I have had my cpd's in a community tank and I was wondering if anyone has good techniques and tips for breeding and collecting the fry. I know I will have to take them out of the community tank, but other than that I am clueless.

I raised my current ones from babies so I should have no problem once I get to that point.


----------



## Sugar Cone (Jan 2, 2010)

No first hand experience, but here is a short article:
http://www.aquarticles.com/articles/breeding/Pham_Michael_Microrasbora_Galaxy.html


----------



## OrangeCones (Aug 15, 2009)

I set up a seperate tank for the males.
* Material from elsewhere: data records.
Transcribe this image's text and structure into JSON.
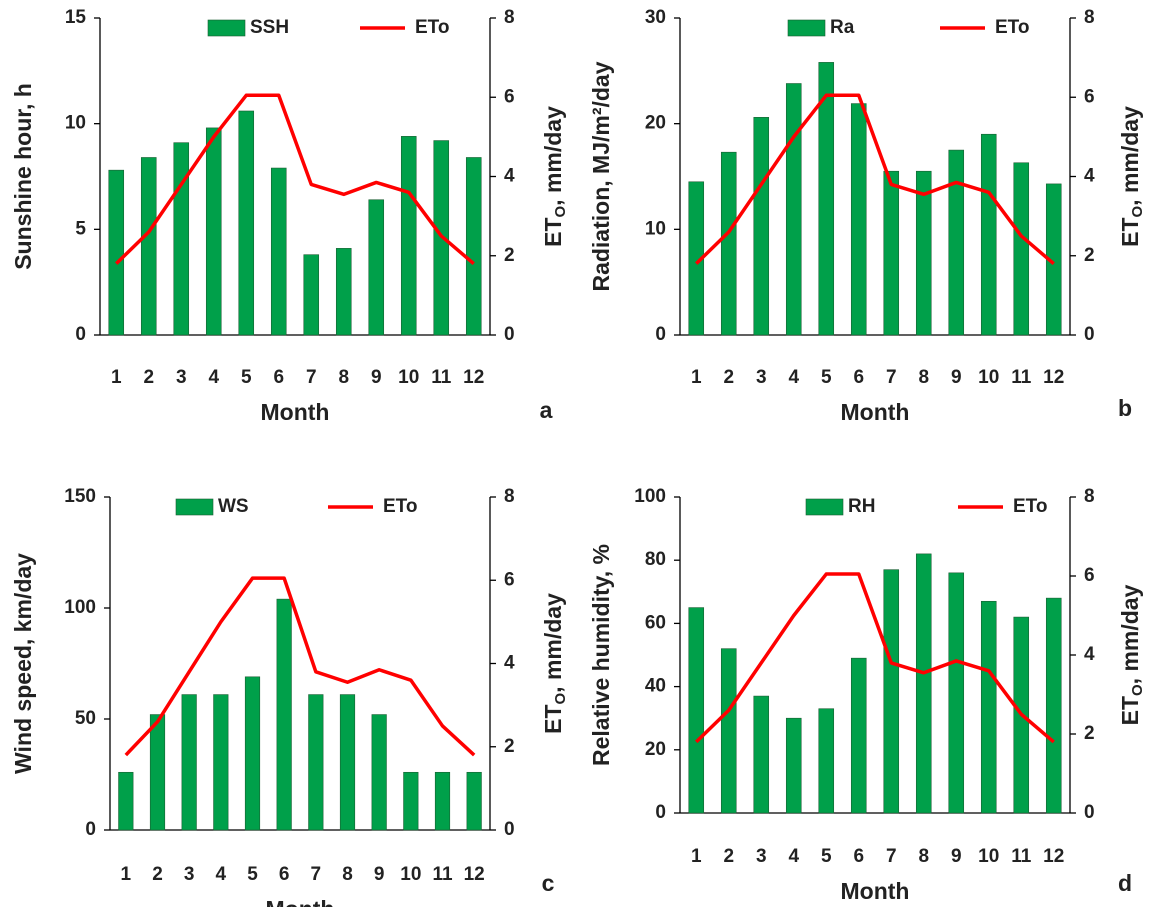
{
  "chart_data": [
    {
      "type": "combo",
      "ylabel": "Sunshine hour, h",
      "y2label": {
        "main": "ET",
        "sub": "O",
        "rest": ", mm/day"
      },
      "xlabel": "Month",
      "panel_label": "a",
      "categories": [
        "1",
        "2",
        "3",
        "4",
        "5",
        "6",
        "7",
        "8",
        "9",
        "10",
        "11",
        "12"
      ],
      "series": [
        {
          "name": "SSH",
          "type": "bar",
          "color": "#00a04a",
          "values": [
            7.8,
            8.4,
            9.1,
            9.8,
            10.6,
            7.9,
            3.8,
            4.1,
            6.4,
            9.4,
            9.2,
            8.4
          ]
        },
        {
          "name": "ETo",
          "type": "line",
          "axis": "y2",
          "color": "#ff0000",
          "values": [
            1.8,
            2.6,
            3.8,
            5.0,
            6.05,
            6.05,
            3.8,
            3.55,
            3.85,
            3.6,
            2.5,
            1.8
          ]
        }
      ],
      "ylim": [
        0,
        15
      ],
      "yticks": [
        0,
        5,
        10,
        15
      ],
      "y2lim": [
        0,
        8
      ],
      "y2ticks": [
        0,
        2,
        4,
        6,
        8
      ]
    },
    {
      "type": "combo",
      "ylabel": "Radiation, MJ/m²/day",
      "y2label": {
        "main": "ET",
        "sub": "O",
        "rest": ", mm/day"
      },
      "xlabel": "Month",
      "panel_label": "b",
      "categories": [
        "1",
        "2",
        "3",
        "4",
        "5",
        "6",
        "7",
        "8",
        "9",
        "10",
        "11",
        "12"
      ],
      "series": [
        {
          "name": "Ra",
          "type": "bar",
          "color": "#00a04a",
          "values": [
            14.5,
            17.3,
            20.6,
            23.8,
            25.8,
            21.9,
            15.5,
            15.5,
            17.5,
            19.0,
            16.3,
            14.3
          ]
        },
        {
          "name": "ETo",
          "type": "line",
          "axis": "y2",
          "color": "#ff0000",
          "values": [
            1.8,
            2.6,
            3.8,
            5.0,
            6.05,
            6.05,
            3.8,
            3.55,
            3.85,
            3.6,
            2.5,
            1.8
          ]
        }
      ],
      "ylim": [
        0,
        30
      ],
      "yticks": [
        0,
        10,
        20,
        30
      ],
      "y2lim": [
        0,
        8
      ],
      "y2ticks": [
        0,
        2,
        4,
        6,
        8
      ]
    },
    {
      "type": "combo",
      "ylabel": "Wind speed, km/day",
      "y2label": {
        "main": "ET",
        "sub": "O",
        "rest": ", mm/day"
      },
      "xlabel": "Month",
      "panel_label": "c",
      "categories": [
        "1",
        "2",
        "3",
        "4",
        "5",
        "6",
        "7",
        "8",
        "9",
        "10",
        "11",
        "12"
      ],
      "series": [
        {
          "name": "WS",
          "type": "bar",
          "color": "#00a04a",
          "values": [
            26,
            52,
            61,
            61,
            69,
            104,
            61,
            61,
            52,
            26,
            26,
            26
          ]
        },
        {
          "name": "ETo",
          "type": "line",
          "axis": "y2",
          "color": "#ff0000",
          "values": [
            1.8,
            2.6,
            3.8,
            5.0,
            6.05,
            6.05,
            3.8,
            3.55,
            3.85,
            3.6,
            2.5,
            1.8
          ]
        }
      ],
      "ylim": [
        0,
        150
      ],
      "yticks": [
        0,
        50,
        100,
        150
      ],
      "y2lim": [
        0,
        8
      ],
      "y2ticks": [
        0,
        2,
        4,
        6,
        8
      ]
    },
    {
      "type": "combo",
      "ylabel": "Relative humidity, %",
      "y2label": {
        "main": "ET",
        "sub": "O",
        "rest": ", mm/day"
      },
      "xlabel": "Month",
      "panel_label": "d",
      "categories": [
        "1",
        "2",
        "3",
        "4",
        "5",
        "6",
        "7",
        "8",
        "9",
        "10",
        "11",
        "12"
      ],
      "series": [
        {
          "name": "RH",
          "type": "bar",
          "color": "#00a04a",
          "values": [
            65,
            52,
            37,
            30,
            33,
            49,
            77,
            82,
            76,
            67,
            62,
            68
          ]
        },
        {
          "name": "ETo",
          "type": "line",
          "axis": "y2",
          "color": "#ff0000",
          "values": [
            1.8,
            2.6,
            3.8,
            5.0,
            6.05,
            6.05,
            3.8,
            3.55,
            3.85,
            3.6,
            2.5,
            1.8
          ]
        }
      ],
      "ylim": [
        0,
        100
      ],
      "yticks": [
        0,
        20,
        40,
        60,
        80,
        100
      ],
      "y2lim": [
        0,
        8
      ],
      "y2ticks": [
        0,
        2,
        4,
        6,
        8
      ]
    }
  ]
}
The bottom of the tank was marbles, and the only deco was driftwood with tons of java moss attached to it and wisteria left to float. 

I fed them and the females in the main tank live foods (small blackworms and microworms - I cultivate both) and frozen foods for two weeks. 

I lowered the water by 50% in the males tank, and then added the females into the tank in the evening. Before I went to bed that night, I filled their tank back up with cooler water. 

They began spawning the next morning. While feeding 2x a day in one corner of the tank, I'd shake the driftwood/moss so that more eggs would fall off. They will fall down between the marbles and then the parents can't get them to eat them. 

After 3 days, I'd return all to the main tank. You'll see fry free swimming at this point. 

I've raised 30-40 fry at a time this way with my original 12 adults (7 female, 5 male). They seem to breed constantly in the main tank. When I do water changes, I usually find a few fry. They breed like rabbits.


----------



## husonfirst (Sep 27, 2009)

How many eggs do they typically release?


----------



## OrangeCones (Aug 15, 2009)

I have no idea. I've only counted fry. I see some eggs get eaten that are clinging to the moss which is why I shake it to try to get more to fall into the marbles. If you have the tank space, you could remove the moss too. I leave it in since they spawn more than just the one time, usually for days at a time, take a few days break, then at it again.


----------



## DarrylR (Dec 5, 2007)

Here is my breeding thread:
http://www.aquariacentral.com/forums/showthread.php?t=179667

Spot where java moss
Shake
Harvest

Or just let the fry grow along side the adults.


----------